The committee ordered reported a comprehensive original bill and a series of original bills for the Department of Defense, military construction and Department of Energy authorizations by voice vote.

The committee vote to report the National Defense Authorization Act for Fiscal Year 2009 passed by roll call vote, 24-0, as follows: In favor: Senators Levin, Kennedy, Byrd, Lieberman, Reed, Akaka, Nelson of Florida, Nelson of Nebraska, Bayh, Pryor, Webb, McCaskill, McCain, Warner, Inhofe, Sessions, Collins, Chambliss, Graham, Dole, Cornyn, Thune, Martinez and Wicker. Opposed: None.

The roll call votes on motions and amendments to the bill which were considered during the course of the markup have been made public and are available at the committee.

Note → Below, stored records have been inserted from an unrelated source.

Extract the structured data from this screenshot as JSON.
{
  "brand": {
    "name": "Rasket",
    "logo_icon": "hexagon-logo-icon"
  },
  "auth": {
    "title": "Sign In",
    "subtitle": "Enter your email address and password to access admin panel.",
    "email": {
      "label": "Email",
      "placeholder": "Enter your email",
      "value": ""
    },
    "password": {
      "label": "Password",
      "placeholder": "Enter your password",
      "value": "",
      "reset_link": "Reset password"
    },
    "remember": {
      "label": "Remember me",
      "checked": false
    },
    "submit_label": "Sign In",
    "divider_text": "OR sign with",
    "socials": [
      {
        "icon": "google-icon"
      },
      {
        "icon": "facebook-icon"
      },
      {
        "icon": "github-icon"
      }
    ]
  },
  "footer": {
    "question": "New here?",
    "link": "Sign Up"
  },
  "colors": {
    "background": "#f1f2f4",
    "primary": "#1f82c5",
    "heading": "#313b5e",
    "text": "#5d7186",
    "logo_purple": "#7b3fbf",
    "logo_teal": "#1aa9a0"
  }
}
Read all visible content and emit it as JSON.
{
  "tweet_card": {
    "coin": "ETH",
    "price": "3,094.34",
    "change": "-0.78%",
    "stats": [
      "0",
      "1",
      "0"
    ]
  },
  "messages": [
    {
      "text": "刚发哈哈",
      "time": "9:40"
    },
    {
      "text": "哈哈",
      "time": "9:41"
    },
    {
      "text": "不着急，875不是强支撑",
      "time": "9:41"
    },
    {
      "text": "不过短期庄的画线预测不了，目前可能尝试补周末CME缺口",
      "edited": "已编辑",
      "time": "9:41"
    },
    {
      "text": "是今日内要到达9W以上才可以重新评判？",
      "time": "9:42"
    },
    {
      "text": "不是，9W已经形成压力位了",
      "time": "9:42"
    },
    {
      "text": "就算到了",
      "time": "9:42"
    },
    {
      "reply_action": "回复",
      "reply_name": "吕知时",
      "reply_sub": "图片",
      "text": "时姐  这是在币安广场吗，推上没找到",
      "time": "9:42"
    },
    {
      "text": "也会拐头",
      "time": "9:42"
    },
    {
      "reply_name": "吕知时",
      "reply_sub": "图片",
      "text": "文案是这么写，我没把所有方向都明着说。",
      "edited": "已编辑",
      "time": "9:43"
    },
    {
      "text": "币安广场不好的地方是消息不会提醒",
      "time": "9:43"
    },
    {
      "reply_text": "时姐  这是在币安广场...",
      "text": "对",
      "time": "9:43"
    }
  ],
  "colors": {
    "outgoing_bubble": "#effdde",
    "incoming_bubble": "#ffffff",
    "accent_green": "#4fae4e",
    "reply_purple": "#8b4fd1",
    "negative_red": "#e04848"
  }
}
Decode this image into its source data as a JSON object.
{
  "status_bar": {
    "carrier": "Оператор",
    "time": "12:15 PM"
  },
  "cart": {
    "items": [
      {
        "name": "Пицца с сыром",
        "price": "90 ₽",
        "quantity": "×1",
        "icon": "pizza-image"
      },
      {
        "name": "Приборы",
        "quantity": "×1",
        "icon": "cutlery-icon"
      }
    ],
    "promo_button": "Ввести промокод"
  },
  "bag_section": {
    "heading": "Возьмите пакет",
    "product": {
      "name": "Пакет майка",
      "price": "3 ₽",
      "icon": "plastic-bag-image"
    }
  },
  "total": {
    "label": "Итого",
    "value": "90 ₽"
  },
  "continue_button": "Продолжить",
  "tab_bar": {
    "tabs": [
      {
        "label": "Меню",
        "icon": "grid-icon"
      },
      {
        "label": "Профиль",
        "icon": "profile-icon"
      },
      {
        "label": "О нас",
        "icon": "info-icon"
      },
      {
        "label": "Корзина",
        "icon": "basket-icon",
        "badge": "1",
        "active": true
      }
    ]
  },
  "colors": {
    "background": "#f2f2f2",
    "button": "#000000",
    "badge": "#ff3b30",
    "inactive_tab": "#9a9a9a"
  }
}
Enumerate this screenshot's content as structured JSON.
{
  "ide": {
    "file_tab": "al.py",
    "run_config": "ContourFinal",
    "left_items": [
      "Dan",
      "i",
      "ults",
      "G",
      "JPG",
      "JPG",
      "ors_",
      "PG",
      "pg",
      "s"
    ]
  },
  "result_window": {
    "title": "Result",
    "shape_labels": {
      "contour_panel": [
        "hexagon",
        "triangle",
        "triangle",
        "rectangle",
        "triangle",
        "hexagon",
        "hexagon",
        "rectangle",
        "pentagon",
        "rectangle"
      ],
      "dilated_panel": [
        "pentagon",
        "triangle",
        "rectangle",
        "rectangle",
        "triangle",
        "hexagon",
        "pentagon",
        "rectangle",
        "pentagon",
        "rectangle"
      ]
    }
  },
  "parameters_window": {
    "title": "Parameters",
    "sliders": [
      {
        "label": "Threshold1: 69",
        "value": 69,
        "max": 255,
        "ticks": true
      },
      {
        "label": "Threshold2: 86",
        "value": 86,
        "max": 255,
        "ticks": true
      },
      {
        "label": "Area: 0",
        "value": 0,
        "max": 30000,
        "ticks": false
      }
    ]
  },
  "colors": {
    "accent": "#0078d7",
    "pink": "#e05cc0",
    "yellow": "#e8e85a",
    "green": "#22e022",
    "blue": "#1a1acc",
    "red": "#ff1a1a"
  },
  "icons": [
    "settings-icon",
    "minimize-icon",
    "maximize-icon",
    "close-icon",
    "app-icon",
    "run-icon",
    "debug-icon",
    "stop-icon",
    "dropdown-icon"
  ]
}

CONGRESSIONAL BUDGET OFFICE COST ESTIMATE

It was not possible to include the Congressional Budget Office cost estimate on this legislation because it was not available at the time the report was filed. It will be included in material presented during floor debate on the legislation.

REGULATORY IMPACT

Paragraph 11(b) of rule XXVI of the Standing Rules of the Senate requires that a report on the regulatory impact of the bill be included in the report on the bill. The committee finds that there is no regulatory impact in the case of the National Defense Authorization Bill for Fiscal Year 2009.

CHANGES IN EXISTING LAW

Pursuant to the provisions of paragraph 12 of rule XXVI of the Standing Rules of the Senate, the changes in existing law made by certain portions of the bill have not been shown in this section of the report because, in the opinion of the committee, it is necessary to dispense with showing such changes in order to expedite the business of the Senate and reduce the expenditure of funds.